In his new four-hour work Andy Warhol, acclaimed documentary filmmaker Ric Burns makes a strong case for the notion that Warhol was the greatest artist of the second half of the 20th century, with Picasso dominating the first. Burns—with exceptional films profiling Eugene O'Neill and Ansel Adams already under his belt—matches the spectacle of his subject with sober and affecting filmmaking, infusing the tale of Warhol's early years in particular with fascinating insight and detail.
By the time Warhol installed himself in the famous Silver Factory on East 47th Street in New York in 1963, he was an unrivaled celebrity artist. As the company he kept began to include a significant criminal element, however, Warhol's art and influence began to grow darker. Until an assassination attempt in 1968 sparked a change in lifestyle for Warhol, he was party to several suicides and an unquantifiable amount of drug addiction.
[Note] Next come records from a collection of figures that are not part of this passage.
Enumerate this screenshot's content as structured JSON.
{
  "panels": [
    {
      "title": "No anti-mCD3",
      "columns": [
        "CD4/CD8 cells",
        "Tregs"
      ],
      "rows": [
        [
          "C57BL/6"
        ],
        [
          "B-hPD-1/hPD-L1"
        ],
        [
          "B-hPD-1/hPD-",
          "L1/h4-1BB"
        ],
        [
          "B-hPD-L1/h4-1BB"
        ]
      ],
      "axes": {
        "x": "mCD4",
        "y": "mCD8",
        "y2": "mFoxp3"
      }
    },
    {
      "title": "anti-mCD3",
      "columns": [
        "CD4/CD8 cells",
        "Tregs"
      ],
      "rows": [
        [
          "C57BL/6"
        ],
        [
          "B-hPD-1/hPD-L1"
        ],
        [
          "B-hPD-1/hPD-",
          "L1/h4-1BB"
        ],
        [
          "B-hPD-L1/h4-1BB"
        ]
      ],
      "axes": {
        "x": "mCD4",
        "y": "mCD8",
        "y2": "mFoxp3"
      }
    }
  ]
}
Burns documents Warhol's cold fascination with this whirlwind, as well as his tacit complicity in the utter destruction of many young lives. Warhol seems to have been perfectly willing to accept the consequences of using human beings as fodder for his art. As the artist turned toward cinema and away from painting, his work, while still quite brilliant and unquestionably fascinating, more and more took on the form of diabolical experimentation.
Even with all that Burns' documentary brings to the fore, it neglects to present a satisfying answer to the question of whether the commodification of art (and the blurred lines separating it from the commercial world, for which Warhol is largely responsible) has been a positive or negative phenomenon, and this failure renders the conclusion of the film somewhat disappointing.
But we forgive Burns in light of the enormity of his task. To quote one of Warhol's most significant champions, art dealer Irving Blum, who answered when asked whether Warhol had done more harm than good in the world: "It's complicated."